Die Stader Bronzeräder sind vier in Stade gefundene Räder aus Bronze, die aus der späten Bronzezeit stammen und etwa 3000 Jahre alt sind.
Entdeckung
Die Bronzeräder wurden 1919 beim Straßenbau in der Goebenstraße in Stade etwa 40 bis 60 cm unter der Oberfläche entdeckt. Die Fundstelle liegt erhöht auf einer Geestkuppe über dem Tal der Schwinge. Die Bauarbeiter bargen sie in Unkenntnis der Bedeutung des Fundes mit einer Brechstange und zerbrachen drei der vier Räder. Seitens des Bauunternehmens erging eine Fundmeldung an das Stader Museum, das eine Nachgrabung durchführte. Dabei wurden einige bei der Fundbergung abgesplitterte Bruchstücke und zwei Bronzenägel gefunden.
Beschreibung
Die vier Räder haben einen Durchmesser von 58 cm und wiegen jeweils ca. 11,5 kg. Sie entstanden als Bronzeguss in verlorener Form, der aber nur bei einem Rad gelang. Bei den anderen drei Rädern misslang der erste Versuch und es waren Nachbearbeitungen durch weitere Gussvorgänge erforderlich. Die dabei angewendeten Techniken von Überfangguss und Verbundguss zeigen, dass die Bronzehandwerker über ein hohes technisches Können und Kreativität verfügten. In den hohlen Felgen mit einem U-förmigen Profil fanden sich Reste von Eichenholz. Ursprünglich wiesen die Felgen zwei Zentimeter starke hölzerne Laufflächen auf, die mit 24 Nieten an der Felge befestigt waren. Da die Naben keine Schleifspuren zeigen, wurden die Räder offensichtlich nicht benutzt. Eine häufige Nutzung war vermutlich nicht vorgesehen, denn die verwendete Bronze war porös und ließ keine stärkere Belastung zu.

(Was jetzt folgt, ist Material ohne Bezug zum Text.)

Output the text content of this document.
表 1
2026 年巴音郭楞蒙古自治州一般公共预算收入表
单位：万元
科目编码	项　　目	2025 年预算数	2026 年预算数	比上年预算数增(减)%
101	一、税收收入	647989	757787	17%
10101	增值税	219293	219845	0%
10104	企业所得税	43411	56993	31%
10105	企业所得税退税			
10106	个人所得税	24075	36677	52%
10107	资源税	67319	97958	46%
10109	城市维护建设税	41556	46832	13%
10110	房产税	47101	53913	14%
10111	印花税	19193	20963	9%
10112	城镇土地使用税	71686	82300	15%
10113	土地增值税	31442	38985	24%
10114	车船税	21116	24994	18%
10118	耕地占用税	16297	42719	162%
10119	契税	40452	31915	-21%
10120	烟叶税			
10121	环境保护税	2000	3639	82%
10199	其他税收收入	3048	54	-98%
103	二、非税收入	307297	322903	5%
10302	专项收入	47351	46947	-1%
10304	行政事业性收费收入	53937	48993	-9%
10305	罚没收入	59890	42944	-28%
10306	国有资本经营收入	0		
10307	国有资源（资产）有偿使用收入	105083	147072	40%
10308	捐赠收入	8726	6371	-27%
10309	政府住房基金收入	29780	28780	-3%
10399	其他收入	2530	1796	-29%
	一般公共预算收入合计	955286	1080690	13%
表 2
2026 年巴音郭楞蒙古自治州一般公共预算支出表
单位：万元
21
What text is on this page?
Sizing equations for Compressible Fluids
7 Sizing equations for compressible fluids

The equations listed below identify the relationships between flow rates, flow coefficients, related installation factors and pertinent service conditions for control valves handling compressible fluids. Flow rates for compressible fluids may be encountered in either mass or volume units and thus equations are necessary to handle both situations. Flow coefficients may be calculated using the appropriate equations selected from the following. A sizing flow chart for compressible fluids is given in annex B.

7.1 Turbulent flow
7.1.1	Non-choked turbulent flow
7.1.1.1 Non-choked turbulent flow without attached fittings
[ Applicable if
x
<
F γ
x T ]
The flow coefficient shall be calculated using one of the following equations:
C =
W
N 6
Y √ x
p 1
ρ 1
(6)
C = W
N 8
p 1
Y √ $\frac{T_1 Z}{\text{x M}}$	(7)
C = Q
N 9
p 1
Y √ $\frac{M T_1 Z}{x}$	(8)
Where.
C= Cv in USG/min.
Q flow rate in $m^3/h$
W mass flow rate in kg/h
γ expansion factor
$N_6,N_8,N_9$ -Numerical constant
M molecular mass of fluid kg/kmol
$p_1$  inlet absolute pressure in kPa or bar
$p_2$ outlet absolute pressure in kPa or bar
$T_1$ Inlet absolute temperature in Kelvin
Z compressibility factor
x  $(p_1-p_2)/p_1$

Untersuchungen und Präsentation
Nach ihrer Entdeckung wurden die Räder in das Provinzialmuseum Hannover gebracht, wo sie Karl Hermann Jacob-Friesen untersuchte. Weitere wissenschaftliche Untersuchungen nahm die staatliche Materialprüfungsanstalt Berlin-Dahlem vor. Im Jahre 1927 publizierte Karl Hermann Jacob-Friesen den Fund.
1958 wurde der gusstechnische Herstellungsprozess der Räder vom Römisch-Germanischen Zentralmuseum in Mainz näher untersucht. In den 1970er Jahren erfolgte eine Restaurierung. Ein Rad blieb als Reserve für zukünftige Forschungen unrestauriert. 1972 wurden Holzreste eines Rades mit der C14-Methode untersucht und das Holz auf ein Alter von 870 v. Chr. ± 80 Jahre datiert. 2015 kam das noch nicht rekonstruierte und in Einzelteilen vorhandene Rad ins Römisch-Germanische Zentralmuseum in Mainz. Dort wurde es anhand von Abformungen als Kopie zusammengesetzt. Weitere naturwissenschaftliche Untersuchungen galten der Herkunft der Rohstoffe.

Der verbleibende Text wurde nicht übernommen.